The next step will be to use Ansible’s AdHoc functionality to check our configuration. With Ansible, plays are commonly ran using a playbook, however it’s possible to run plays AdHoc via the command line. I will use the PING module to reach out to the hosts I configured in my hosts file. Note that this is not an ICMP ping, but rather a trivial test module that will confirm our hosts file is configured correctly and a usable version of Python is installed on each remote target.

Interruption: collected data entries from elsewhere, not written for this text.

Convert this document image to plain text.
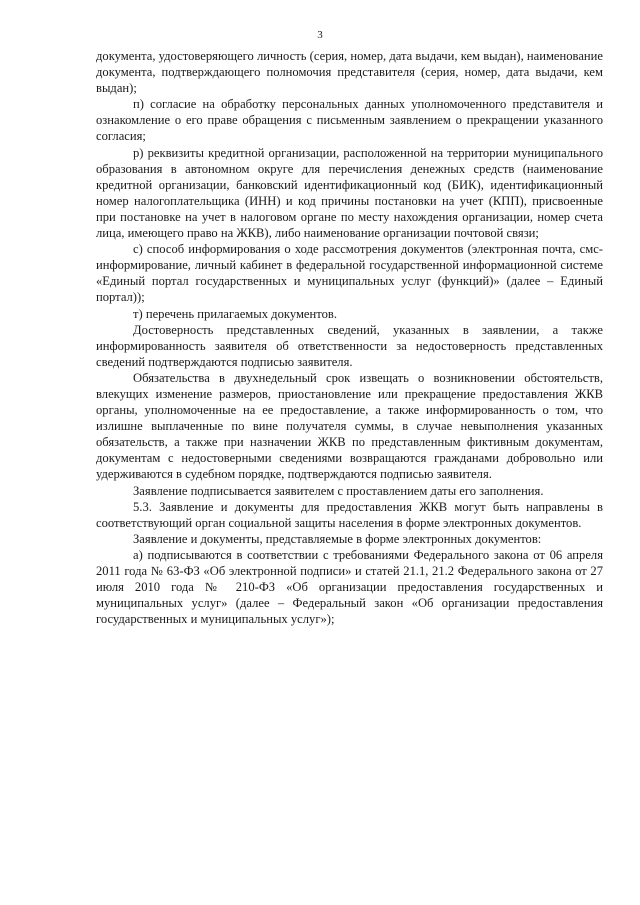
3

документа, удостоверяющего личность (серия, номер, дата выдачи, кем выдан), наименование документа, подтверждающего полномочия представителя (серия, номер, дата выдачи, кем выдан);

п) согласие на обработку персональных данных уполномоченного представителя и ознакомление о его праве обращения с письменным заявлением о прекращении указанного согласия;

р) реквизиты кредитной организации, расположенной на территории муниципального образования в автономном округе для перечисления денежных средств (наименование кредитной организации, банковский идентификационный код (БИК), идентификационный номер налогоплательщика (ИНН) и код причины постановки на учет (КПП), присвоенные при постановке на учет в налоговом органе по месту нахождения организации, номер счета лица, имеющего право на ЖКВ), либо наименование организации почтовой связи;

с) способ информирования о ходе рассмотрения документов (электронная почта, смс-информирование, личный кабинет в федеральной государственной информационной системе «Единый портал государственных и муниципальных услуг (функций)» (далее – Единый портал));

т) перечень прилагаемых документов.

Достоверность представленных сведений, указанных в заявлении, а также информированность заявителя об ответственности за недостоверность представленных сведений подтверждаются подписью заявителя.

Обязательства в двухнедельный срок извещать о возникновении обстоятельств, влекущих изменение размеров, приостановление или прекращение предоставления ЖКВ органы, уполномоченные на ее предоставление, а также информированность о том, что излишне выплаченные по вине получателя суммы, в случае невыполнения указанных обязательств, а также при назначении ЖКВ по представленным фиктивным документам, документам с недостоверными сведениями возвращаются гражданами добровольно или удерживаются в судебном порядке, подтверждаются подписью заявителя.

Заявление подписывается заявителем с проставлением даты его заполнения.

5.3. Заявление и документы для предоставления ЖКВ могут быть направлены в соответствующий орган социальной защиты населения в форме электронных документов.

Заявление и документы, представляемые в форме электронных документов:

а) подписываются в соответствии с требованиями Федерального закона от 06 апреля 2011 года № 63-ФЗ «Об электронной подписи» и статей 21.1, 21.2 Федерального закона от 27 июля 2010 года № 210-ФЗ «Об организации предоставления государственных и муниципальных услуг» (далее – Федеральный закон «Об организации предоставления государственных и муниципальных услуг»);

$ /usr/bin/ansible all -m ping
The details of this command are: Run ‘/usr/bin/ansible’ against ‘all’ hosts in our inventory using the ‘-m’ module ‘ping’. A successful return will look like this:
localhost | SUCCESS => { "changed": false, "ping": "pong" } host2 | SUCCESS => { "changed": false, "ping": "pong" } host1 | SUCCESS => { "changed": false, "ping": "pong" }
If you followed along and received PONG responses back from all of your configured hosts, congrats! You’ve successfully configured an Ansible Control Node. If you received some error text it might be necessary to review your configuration. The first thing I would check would be the ability to send regular ICMP to the hosts listed in your inventory file as they are specified there. For instance I am able to send both an ICMP and an Ansible ping to ‘host1’ because I’ve configured that alias in /etc/hosts, like:
192.168.1.42 host1 webserver1.example.com
Next, I would check to see that I am able to ssh to one of the hosts in the inventory.